①戊辰戦争 徳川幕府の解体 →中央集権の政治体制へ
薩長士族を中心とした武力を背景に江戸城無血開城
②廃藩置県 諸藩の解体、殿様の廃止 →国内統治の都道府県制度へ
政府直属の近衛兵の武力を背景に300諸藩の抵抗・反乱を阻止
③西南戦争 士族階層の解体 →徴兵制、国民皆兵 →四民平等、民権運動へ
政府官軍の武力による薩摩藩の不平士族の鎮圧(負けることによって明治政府に貢献)
西郷の第一の功績は、封建制分権国家の幕藩体制の廃絶である。
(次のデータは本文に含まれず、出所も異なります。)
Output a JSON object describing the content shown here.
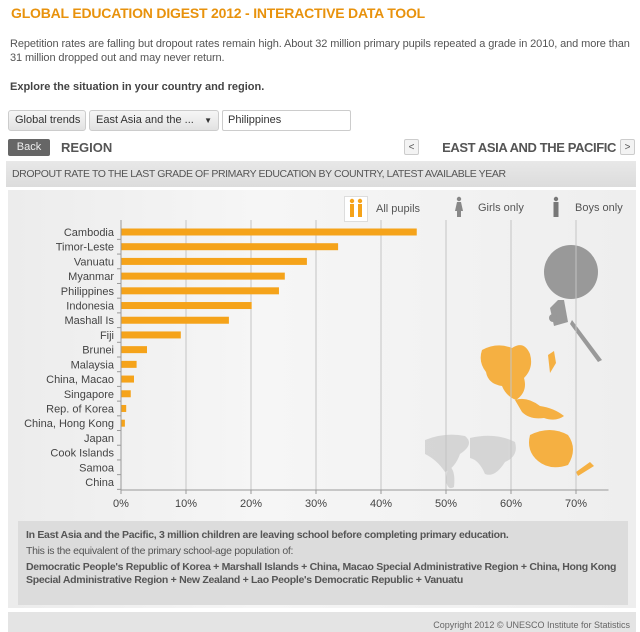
{
  "header": {
    "title": "GLOBAL EDUCATION DIGEST 2012 - INTERACTIVE DATA TOOL",
    "intro": "Repetition rates are falling but dropout rates remain high. About 32 million primary pupils repeated a grade in 2010, and more than 31 million dropped out and may never return.",
    "explore": "Explore the situation in your country and region."
  },
  "controls": {
    "global_trends": "Global trends",
    "region_select": "East Asia and the ...",
    "region_select_icon": "triangle-down",
    "country_input": "Philippines",
    "back": "Back",
    "level": "REGION",
    "prev": "<",
    "next": ">",
    "region_name": "EAST ASIA AND THE PACIFIC"
  },
  "chart_heading": "DROPOUT RATE TO THE LAST GRADE OF PRIMARY EDUCATION BY COUNTRY, LATEST AVAILABLE YEAR",
  "filters": [
    {
      "label": "All pupils",
      "icon": "two-pupils-icon",
      "selected": true
    },
    {
      "label": "Girls only",
      "icon": "girl-icon",
      "selected": false
    },
    {
      "label": "Boys only",
      "icon": "boy-icon",
      "selected": false
    }
  ],
  "colors": {
    "accent": "#f5a31a",
    "title": "#e8920c",
    "map_highlight": "#f5b042",
    "map_gray": "#c8c8c8"
  },
  "chart_data": {
    "type": "bar",
    "orientation": "horizontal",
    "categories": [
      "Cambodia",
      "Timor-Leste",
      "Vanuatu",
      "Myanmar",
      "Philippines",
      "Indonesia",
      "Mashall Is",
      "Fiji",
      "Brunei",
      "Malaysia",
      "China, Macao",
      "Singapore",
      "Rep. of Korea",
      "China, Hong Kong",
      "Japan",
      "Cook Islands",
      "Samoa",
      "China"
    ],
    "values": [
      45.5,
      33.4,
      28.6,
      25.2,
      24.3,
      20.1,
      16.6,
      9.2,
      4.0,
      2.4,
      2.0,
      1.5,
      0.8,
      0.6,
      0,
      0,
      0,
      0
    ],
    "xlim": [
      0,
      75
    ],
    "ticks": [
      0,
      10,
      20,
      30,
      40,
      50,
      60,
      70
    ],
    "tick_labels": [
      "0%",
      "10%",
      "20%",
      "30%",
      "40%",
      "50%",
      "60%",
      "70%"
    ],
    "grid": true,
    "color": "#f5a31a"
  },
  "info": {
    "headline": "In East Asia and the Pacific, 3 million children are leaving school before completing primary education.",
    "equivalent": "This is the equivalent of the primary school-age population of:",
    "countries": "Democratic People's Republic of Korea + Marshall Islands + China, Macao Special Administrative Region + China, Hong Kong Special Administrative Region + New Zealand + Lao People's Democratic Republic + Vanuatu"
  },
  "footer": "Copyright 2012 © UNESCO Institute for Statistics"
}
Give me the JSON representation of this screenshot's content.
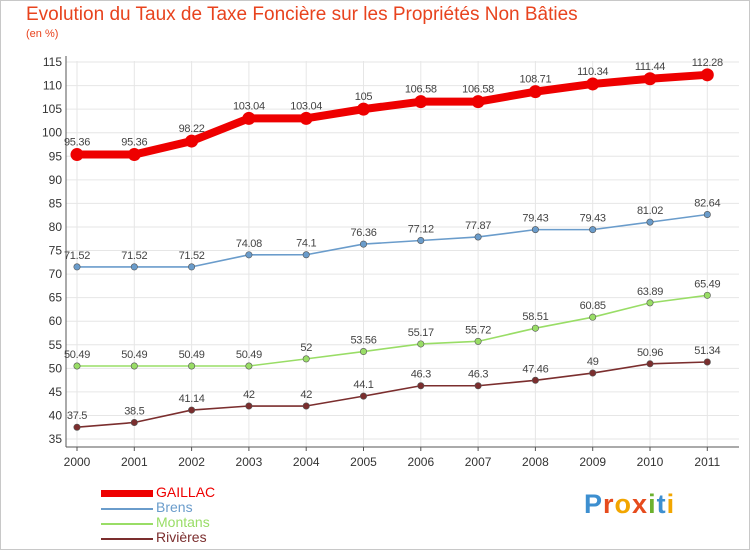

第二の功績は、自らの死をもって中央集権国家を建設する社会基盤を、大久保政権に残したことである。
4)明治維新における西郷の挫折
明治維新における西郷の挫折は、明治6年の権力闘争の敗北に象徴される。
朝鮮との国交正常化の対応策について、「天道を行い、正道を踏み、大政を為す」道理にもとづいて交渉するために、軍艦をともなわず、全権大使として自らを派遣するという西郷の「遣韓論」は、幕末から醸成されていた武力による朝鮮征伐という「征韓論」を説得することができなかった。
このことが、明治維新において「敬天愛人」政治思想を実践できなかった西郷の挫折である。
征韓論争において西郷が敗北した根本原因を、つぎの三つに集約する。
①米英仏露の帝国主義列強に対峙する経綸を強力に主張しなかった(島津斉彬、橋本佐内、勝海舟などが唱えた日韓清の三国攻守同盟による統一戦線構想→大東亜共栄圏の源流)
②敬天愛人=「忠孝仁愛教化の天地自然の道は政事の体本にして云々(遺訓第9条)」を唱道する思想家を養成しなかった(福沢諭吉、中江兆民、中村正直などの知識人の動員、組織化)
③国家の軍事力は、邪道を蹴散らかして正道を踏む「破邪正顕」の手段であることの道義思想を軍人に徹底的に教育しなかった(黒田清隆、西郷従道、川村純義、大山巌などへの敬天愛人思想の徹底訓導)
5)西郷の遺言 ~未完の明治維新
明治維新は、四面楚歌の国際情勢に対応するための中央集権国家建設事業であるが、明治6年の政変によって、その序幕を終えた。
その後の対外政策は、台湾出兵、樺太・千島交換条約、江華島事件を経て、日清戦争から日露戦争にいたる武装する天皇制国家の道義なきアジア侵略の膨張政策である。
その国家精神は、「天道を行い、正道を踏み、大政を為す」「西洋と雖も決して別無し」の敬天愛人思想に決定的に反する偏狭なナショナリズムの皇国史観である。
西郷が残した南洲翁遺訓は、「革命いまだ成らず、国家権力者に正道を踏む道義心を求める」痛切なる遺言である。